Riccardo Rosa invece segue il caso con pazienza e curiosità, dandosi tempi lunghi e, approfondendo la conoscenza del quartiere, ne ripercorre la storia: dalla progettazione nel dopoguerra ad opera di Marcello Canino, al suo progressivo popolamento con famiglie che avevano perso casa nel centro storico in seguito ai bombardamenti e poi con nuclei di operai e di impiegati, alla sua marginalizzazione e sovraffollamento dopo il terremoto del 1980 per effetto di incuria nella manutenzione, di impoverimento della popolazione e progressiva diffusione della vendita di droga. La cura con cui vengono spiegate le condizioni di vita, la storia delle famiglie coinvolte, la vita del quartiere tra stradoni, parrocchie e campi di calcio non è un esercizio sociologico per dare al lettore uno sguardo ravvicinato su mondi estranei, ma più semplicemente il risultato di un lavoro di inchiesta meticoloso, durato anni, in cui l’autore ha avuto modo di seguire da vicino questa storia, di ascoltare le testimonianze di chi quella sera c’era, di chi conosceva Davide, della famiglia. Ma nel libro ci sono anche altre storie: ne esce un ritratto composito della vita del quartiere, di come sia difficile trovare e mantenere un lavoro, di come spesso anche chi ce l’ha non riesca a mantenere una famiglia e come sia faticoso e pericoloso vivere tra imposizione delle organizzazioni criminali e azione repressiva della polizia.
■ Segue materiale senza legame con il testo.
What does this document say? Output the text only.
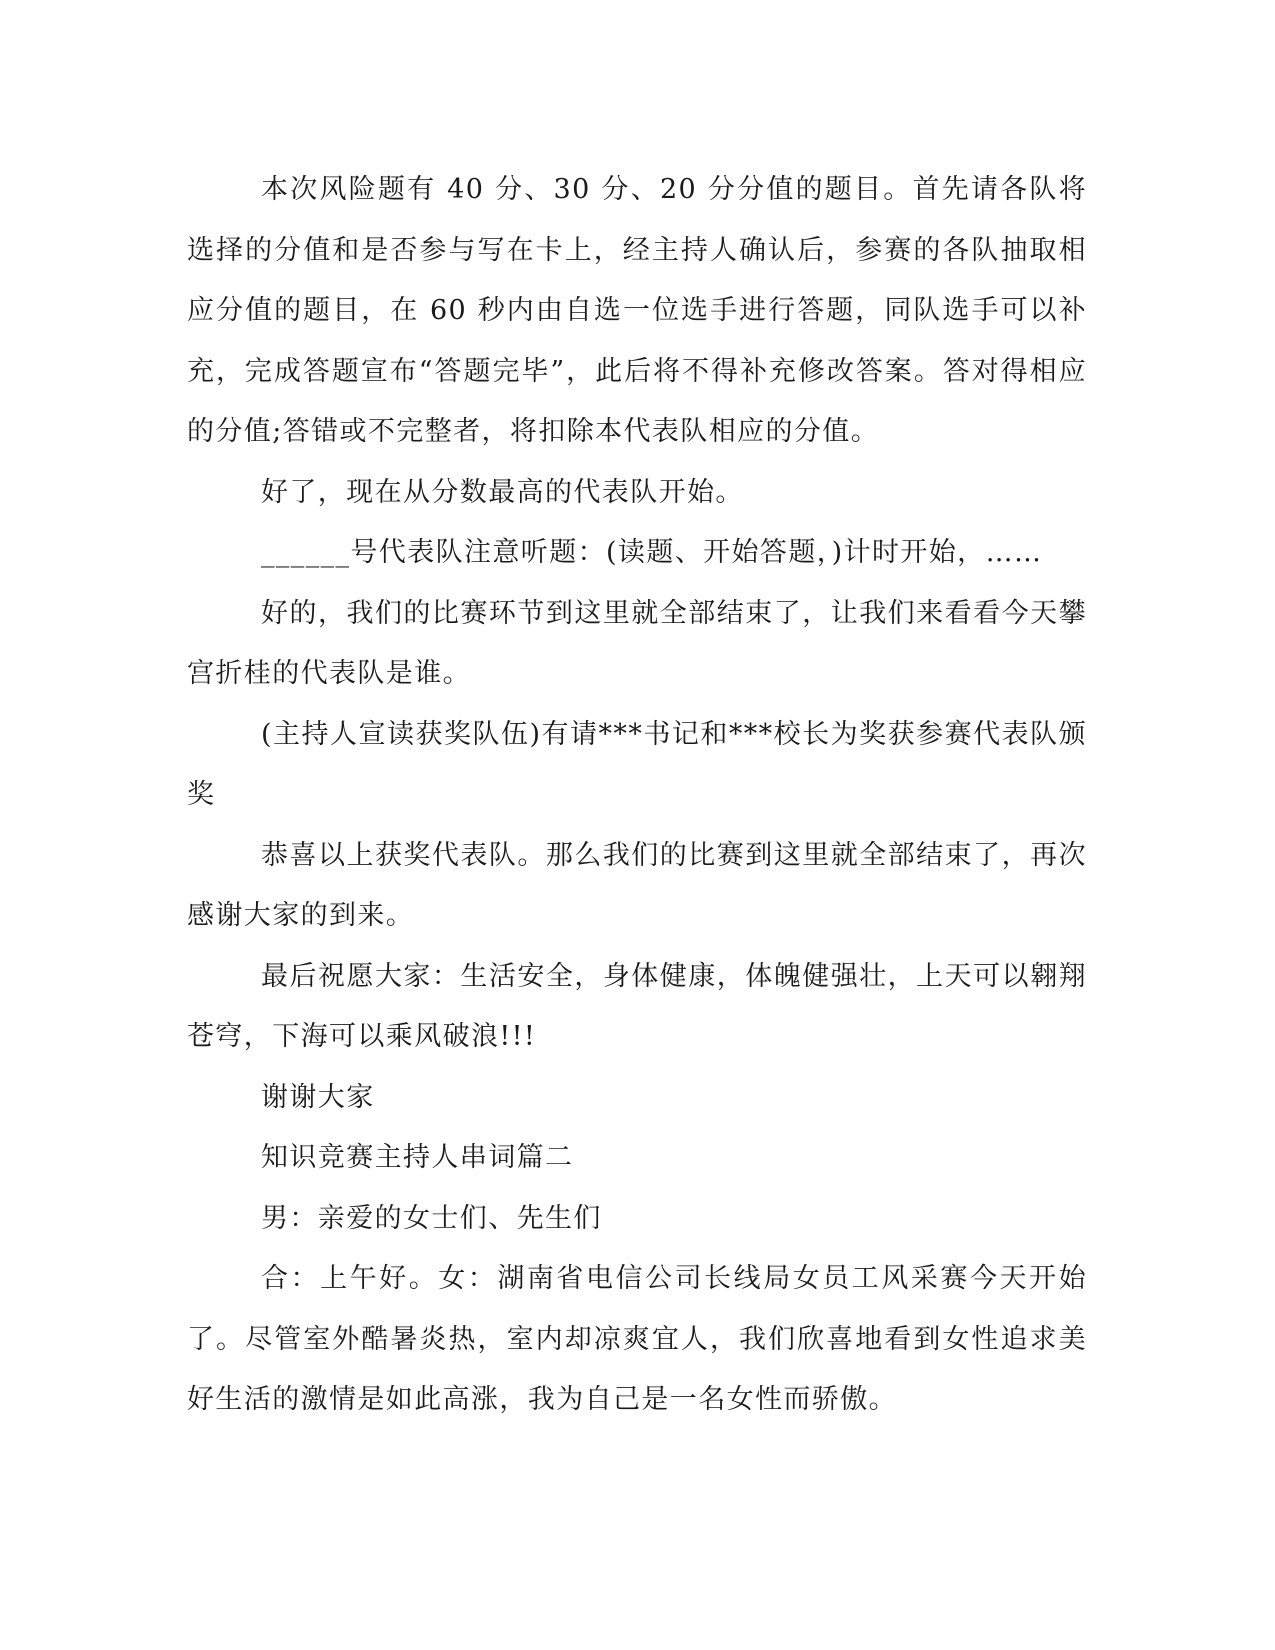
本次风险题有 40 分、30 分、20 分分值的题目。首先请各队将选择的分值和是否参与写在卡上，经主持人确认后，参赛的各队抽取相应分值的题目，在 60 秒内由自选一位选手进行答题，同队选手可以补充，完成答题宣布“答题完毕”，此后将不得补充修改答案。答对得相应的分值;答错或不完整者，将扣除本代表队相应的分值。

好了，现在从分数最高的代表队开始。

______号代表队注意听题：(读题、开始答题，)计时开始，……

好的，我们的比赛环节到这里就全部结束了，让我们来看看今天攀宫折桂的代表队是谁。

(主持人宣读获奖队伍)有请***书记和***校长为奖获参赛代表队颁奖

恭喜以上获奖代表队。那么我们的比赛到这里就全部结束了，再次感谢大家的到来。

最后祝愿大家：生活安全，身体健康，体魄健强壮，上天可以翱翔苍穹，下海可以乘风破浪!!!

谢谢大家

知识竞赛主持人串词篇二

男：亲爱的女士们、先生们

合：上午好。女：湖南省电信公司长线局女员工风采赛今天开始了。尽管室外酷暑炎热，室内却凉爽宜人，我们欣喜地看到女性追求美好生活的激情是如此高涨，我为自己是一名女性而骄傲。
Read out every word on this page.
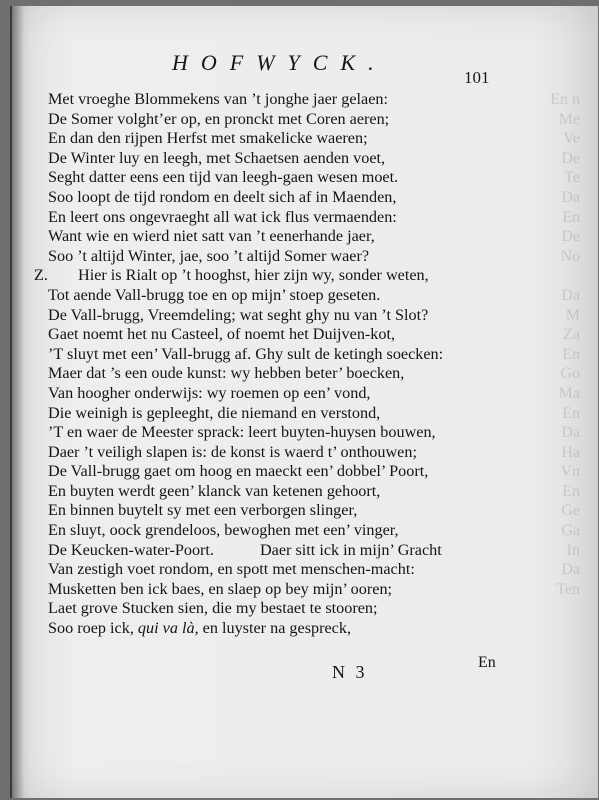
En n
Me
Ve
De
Te
Da
En
De
No

Da
M
Za
En
Go
Ma
En
Da
Ha
Vn
En
Ge
Ga
In
Da
Ten
HOFWYCK.
101
Met vroeghe Blommekens van ’t jonghe jaer gelaen:
De Somer volght’er op, en pronckt met Coren aeren;
En dan den rijpen Herfst met smakelicke waeren;
De Winter luy en leegh, met Schaetsen aenden voet,
Seght datter eens een tijd van leegh-gaen wesen moet.
Soo loopt de tijd rondom en deelt sich af in Maenden,
En leert ons ongevraeght all wat ick flus vermaenden:
Want wie en wierd niet satt van ’t eenerhande jaer,
Soo ’t altijd Winter, jae, soo ’t altijd Somer waer?
Z. Hier is Rialt op ’t hooghst, hier zijn wy, sonder weten,
Tot aende Vall-brugg toe en op mijn’ stoep geseten.
De Vall-brugg, Vreemdeling; wat seght ghy nu van ’t Slot?
Gaet noemt het nu Casteel, of noemt het Duijven-kot,
’T sluyt met een’ Vall-brugg af. Ghy sult de ketingh soecken:
Maer dat ’s een oude kunst: wy hebben beter’ boecken,
Van hoogher onderwijs: wy roemen op een’ vond,
Die weinigh is gepleeght, die niemand en verstond,
’T en waer de Meester sprack: leert buyten-huysen bouwen,
Daer ’t veiligh slapen is: de konst is waerd t’ onthouwen;
De Vall-brugg gaet om hoog en maeckt een’ dobbel’ Poort,
En buyten werdt geen’ klanck van ketenen gehoort,
En binnen buytelt sy met een verborgen slinger,
En sluyt, oock grendeloos, bewoghen met een’ vinger,
De Keucken-water-Poort.	Daer sitt ick in mijn’ Gracht
Van zestigh voet rondom, en spott met menschen-macht:
Musketten ben ick baes, en slaep op bey mijn’ ooren;
Laet grove Stucken sien, die my bestaet te stooren;
Soo roep ick, qui va là, en luyster na gespreck,
N 3	En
Sono passati ormai anni da quella sera. Senza il puntiglio di questo libro Davide sarebbe ricordato solo dai parenti e dagli amici, quelli che nel posto in cui è stato ucciso hanno ricavato un piccolo angolo tenuto con cura: qualche pianta, due panchine e una lapide.
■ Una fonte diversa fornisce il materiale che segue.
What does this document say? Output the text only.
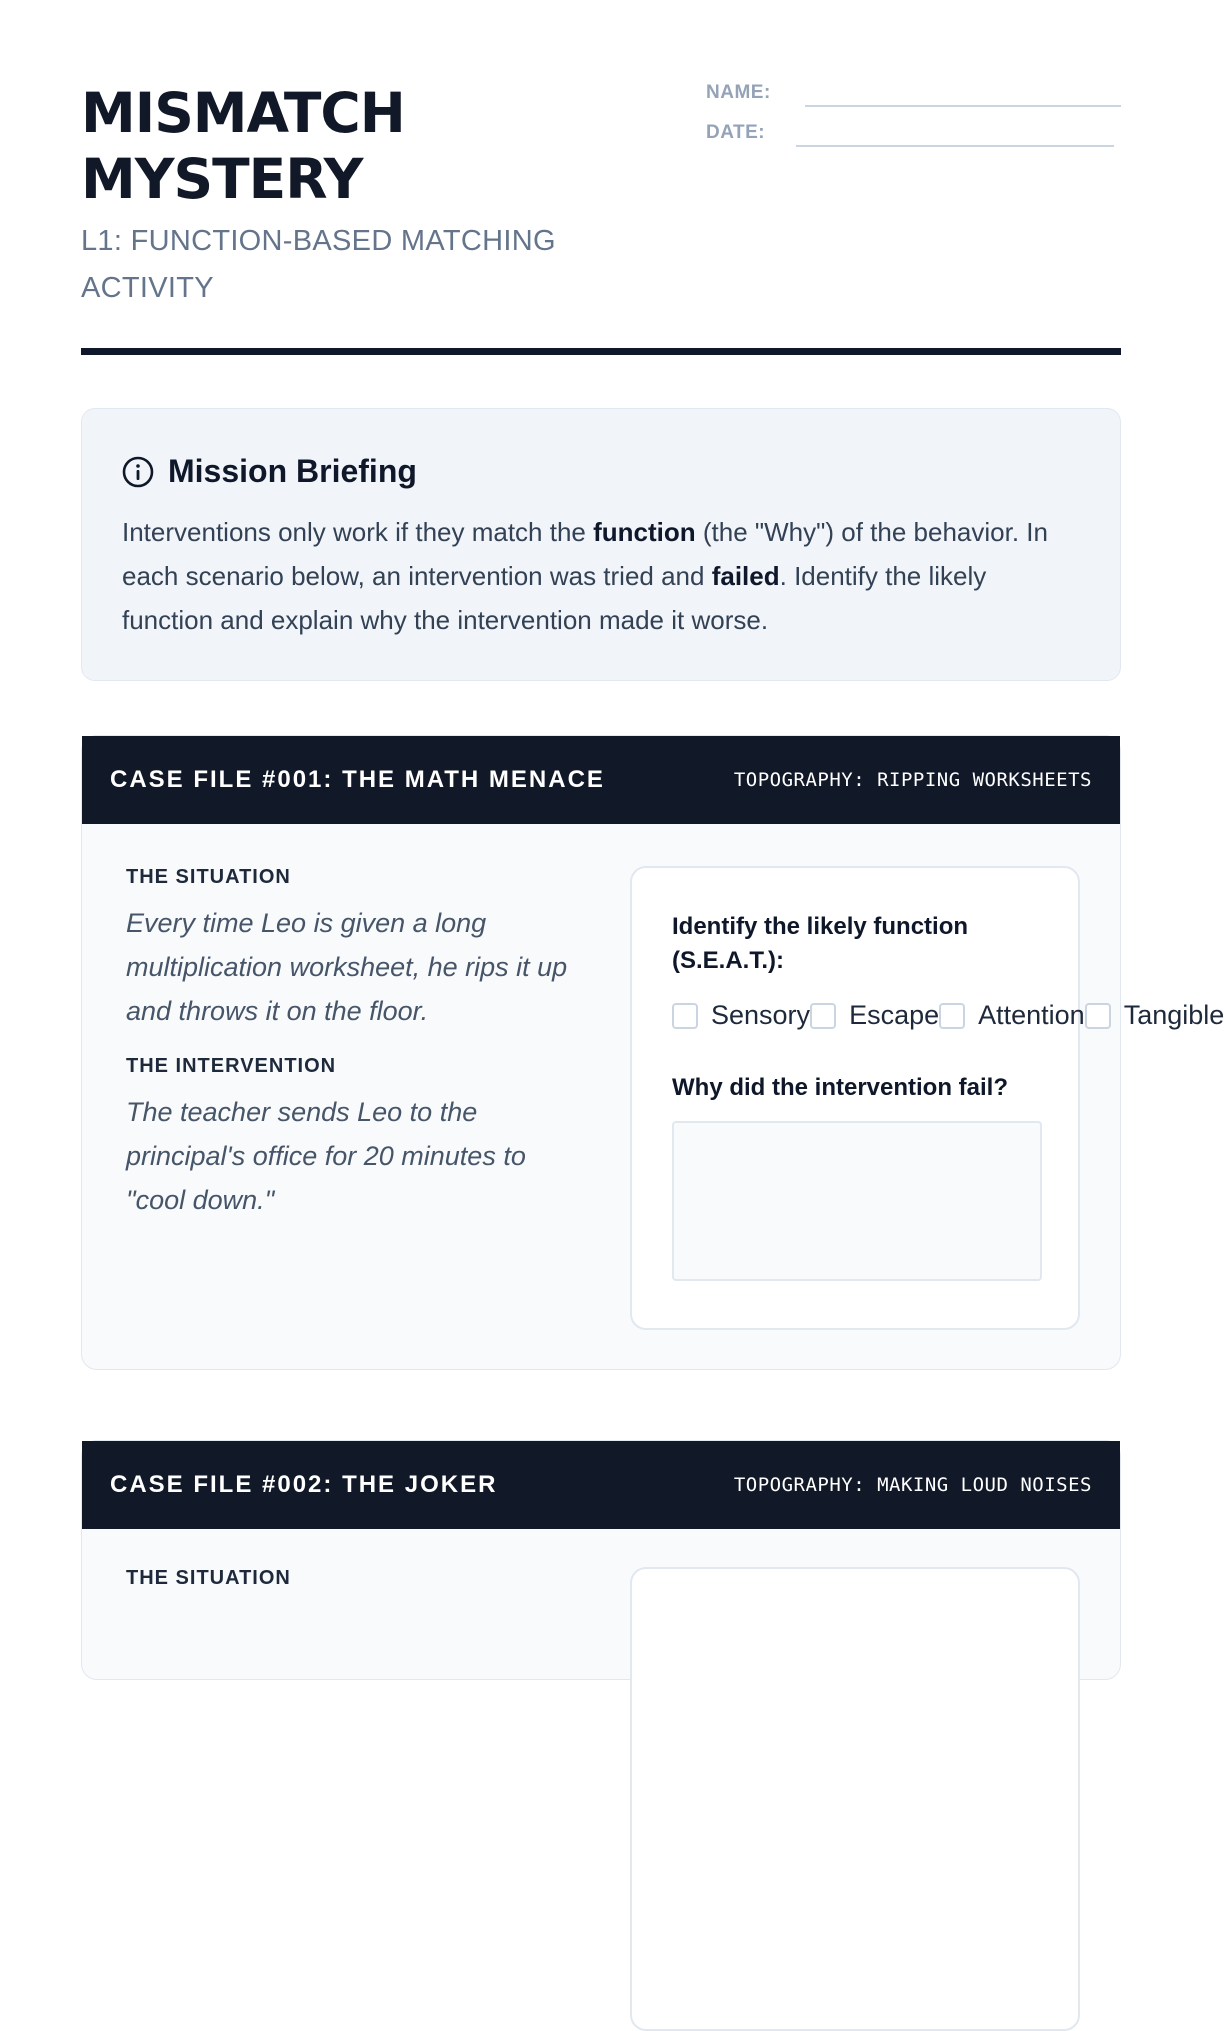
MISMATCH
MYSTERY
L1: FUNCTION-BASED MATCHING ACTIVITY
NAME:
DATE:
Mission Briefing

Interventions only work if they match the function (the "Why") of the behavior. In each scenario below, an intervention was tried and failed. Identify the likely function and explain why the intervention made it worse.

CASE FILE #001: THE MATH MENACE	TOPOGRAPHY: RIPPING WORKSHEETS
THE SITUATION

Every time Leo is given a long multiplication worksheet, he rips it up and throws it on the floor.

THE INTERVENTION

The teacher sends Leo to the principal's office for 20 minutes to "cool down."

Identify the likely function (S.E.A.T.):
Sensory Escape Attention Tangible
Why did the intervention fail?
CASE FILE #002: THE JOKER	TOPOGRAPHY: MAKING LOUD NOISES
THE SITUATION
I problemi sono rimasti gli stessi, ma l’etichetta è cambiata: mentre rapine, furti e omicidi continuano a diminuire, l’attenzione a Napoli è tutta concentrata sulle cosiddette baby gang ed è lo stesso procuratore generale nel suo discorso all’inaugurazione dell’anno giudiziario a dire che l’allarmismo è ingiustificato per poi spiegare che la vera novità è che diversi casi si sono registrati anche in zone "che venivano ritenute sicure" e non più soltanto nelle periferie degradate: insomma la delinquenza impari a stare al suo posto.